Finding and exploiting such a vulnerability does not necessarily require the mesa-optimizer to have a precise mathematical understanding of the structure and effect of gradient descent on every parameter in the network, the same way that, in the thought experiment above, the human does not need a precise understanding of the neurosurgery process the aliens are performing. The human need only do something clever which the aliens did not anticipate.

I’ll close with a link to the source code for nanoGPT, an educational implementation of a GPT training process. The forward function for the model is here.
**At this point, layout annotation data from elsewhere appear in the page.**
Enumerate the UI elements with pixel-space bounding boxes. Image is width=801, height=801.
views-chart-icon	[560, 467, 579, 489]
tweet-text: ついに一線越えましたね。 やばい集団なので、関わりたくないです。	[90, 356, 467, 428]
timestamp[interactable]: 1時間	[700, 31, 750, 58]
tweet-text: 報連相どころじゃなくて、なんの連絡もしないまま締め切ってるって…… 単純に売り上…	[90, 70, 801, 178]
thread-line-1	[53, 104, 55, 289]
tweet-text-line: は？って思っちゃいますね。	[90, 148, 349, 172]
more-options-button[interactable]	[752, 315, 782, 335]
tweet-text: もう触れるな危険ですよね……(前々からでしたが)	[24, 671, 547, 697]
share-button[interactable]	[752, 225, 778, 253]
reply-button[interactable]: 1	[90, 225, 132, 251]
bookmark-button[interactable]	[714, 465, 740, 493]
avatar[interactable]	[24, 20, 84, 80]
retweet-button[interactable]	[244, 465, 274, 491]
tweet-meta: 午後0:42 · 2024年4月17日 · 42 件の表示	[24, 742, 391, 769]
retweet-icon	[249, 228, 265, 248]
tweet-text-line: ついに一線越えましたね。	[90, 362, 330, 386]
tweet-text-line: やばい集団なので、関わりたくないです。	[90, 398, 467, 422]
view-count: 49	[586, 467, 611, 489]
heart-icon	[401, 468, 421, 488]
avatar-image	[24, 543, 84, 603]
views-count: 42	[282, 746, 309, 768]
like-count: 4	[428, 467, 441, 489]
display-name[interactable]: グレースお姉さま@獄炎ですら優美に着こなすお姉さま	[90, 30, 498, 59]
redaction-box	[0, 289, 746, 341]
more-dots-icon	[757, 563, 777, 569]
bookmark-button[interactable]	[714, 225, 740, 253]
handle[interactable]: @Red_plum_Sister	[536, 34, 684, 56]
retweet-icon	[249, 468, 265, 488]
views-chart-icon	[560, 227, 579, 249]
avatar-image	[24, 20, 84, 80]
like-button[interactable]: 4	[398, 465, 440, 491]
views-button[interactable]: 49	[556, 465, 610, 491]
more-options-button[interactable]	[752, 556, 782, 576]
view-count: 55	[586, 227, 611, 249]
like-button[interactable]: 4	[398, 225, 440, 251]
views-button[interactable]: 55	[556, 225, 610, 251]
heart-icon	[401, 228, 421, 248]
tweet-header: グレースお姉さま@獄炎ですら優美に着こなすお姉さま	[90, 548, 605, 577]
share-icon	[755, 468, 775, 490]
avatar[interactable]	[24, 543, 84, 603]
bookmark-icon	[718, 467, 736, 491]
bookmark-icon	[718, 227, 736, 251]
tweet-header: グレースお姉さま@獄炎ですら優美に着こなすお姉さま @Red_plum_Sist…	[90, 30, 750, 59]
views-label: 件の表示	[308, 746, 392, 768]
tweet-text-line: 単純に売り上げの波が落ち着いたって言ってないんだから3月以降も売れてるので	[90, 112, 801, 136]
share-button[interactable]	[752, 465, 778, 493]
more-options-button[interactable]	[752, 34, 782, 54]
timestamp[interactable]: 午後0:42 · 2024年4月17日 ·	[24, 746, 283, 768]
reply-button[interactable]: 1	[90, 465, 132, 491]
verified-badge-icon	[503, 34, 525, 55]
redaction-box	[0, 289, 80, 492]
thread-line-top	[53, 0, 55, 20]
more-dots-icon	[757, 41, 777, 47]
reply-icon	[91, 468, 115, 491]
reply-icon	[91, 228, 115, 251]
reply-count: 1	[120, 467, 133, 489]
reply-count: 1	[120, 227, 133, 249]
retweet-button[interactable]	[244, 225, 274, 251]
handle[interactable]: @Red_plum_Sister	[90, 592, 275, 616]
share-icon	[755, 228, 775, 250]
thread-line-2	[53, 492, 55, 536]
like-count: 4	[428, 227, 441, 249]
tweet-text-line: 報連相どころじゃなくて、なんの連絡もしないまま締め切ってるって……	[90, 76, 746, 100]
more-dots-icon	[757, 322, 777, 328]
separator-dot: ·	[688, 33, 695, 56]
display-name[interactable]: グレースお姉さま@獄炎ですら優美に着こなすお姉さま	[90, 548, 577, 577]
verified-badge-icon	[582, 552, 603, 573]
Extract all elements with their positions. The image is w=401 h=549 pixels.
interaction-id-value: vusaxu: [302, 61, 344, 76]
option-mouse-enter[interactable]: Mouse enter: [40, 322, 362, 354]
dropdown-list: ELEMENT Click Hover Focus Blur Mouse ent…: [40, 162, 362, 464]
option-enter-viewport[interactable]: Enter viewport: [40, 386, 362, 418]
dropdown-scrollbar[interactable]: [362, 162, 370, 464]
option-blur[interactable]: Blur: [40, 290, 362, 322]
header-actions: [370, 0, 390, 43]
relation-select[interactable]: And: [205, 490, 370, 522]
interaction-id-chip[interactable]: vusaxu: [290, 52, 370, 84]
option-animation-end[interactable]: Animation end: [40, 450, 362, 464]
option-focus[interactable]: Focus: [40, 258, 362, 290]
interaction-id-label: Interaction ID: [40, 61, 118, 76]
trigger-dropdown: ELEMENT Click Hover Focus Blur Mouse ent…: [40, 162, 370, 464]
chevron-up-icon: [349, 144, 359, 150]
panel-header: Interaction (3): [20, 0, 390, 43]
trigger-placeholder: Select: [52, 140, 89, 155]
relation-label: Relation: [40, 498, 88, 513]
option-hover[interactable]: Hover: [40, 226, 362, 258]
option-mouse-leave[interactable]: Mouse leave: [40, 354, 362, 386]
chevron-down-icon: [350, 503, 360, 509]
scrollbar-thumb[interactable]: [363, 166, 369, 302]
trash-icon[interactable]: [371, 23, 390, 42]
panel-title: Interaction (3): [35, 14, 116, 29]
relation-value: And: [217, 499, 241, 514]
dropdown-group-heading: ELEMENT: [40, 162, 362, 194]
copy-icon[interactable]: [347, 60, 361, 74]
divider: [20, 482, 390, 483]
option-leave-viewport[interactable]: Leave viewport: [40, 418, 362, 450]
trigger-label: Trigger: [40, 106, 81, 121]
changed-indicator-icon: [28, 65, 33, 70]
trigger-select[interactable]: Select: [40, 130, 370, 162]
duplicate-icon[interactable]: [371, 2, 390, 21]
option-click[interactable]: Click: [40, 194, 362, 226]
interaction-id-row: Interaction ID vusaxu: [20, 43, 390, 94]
How confident are you that there are no bugs in this code? Note that it depends on PyTorch, a machine learning library with hundreds of thousands of lines of code. What about the much more complex and heavily performance-optimized versions of this algorithm used when training SoTA models? How likely is it that GPT-N+1 will be unable to identify any such bugs?


  1. ^

    It’s possible I’ve missed something in the existing literature which addresses this point. I scanned many of the posts in the Gradient hacking tag and didn’t see anything which addressed this specific point /​ question already, but please let me know if there is relevant prior work I’ve overlooked.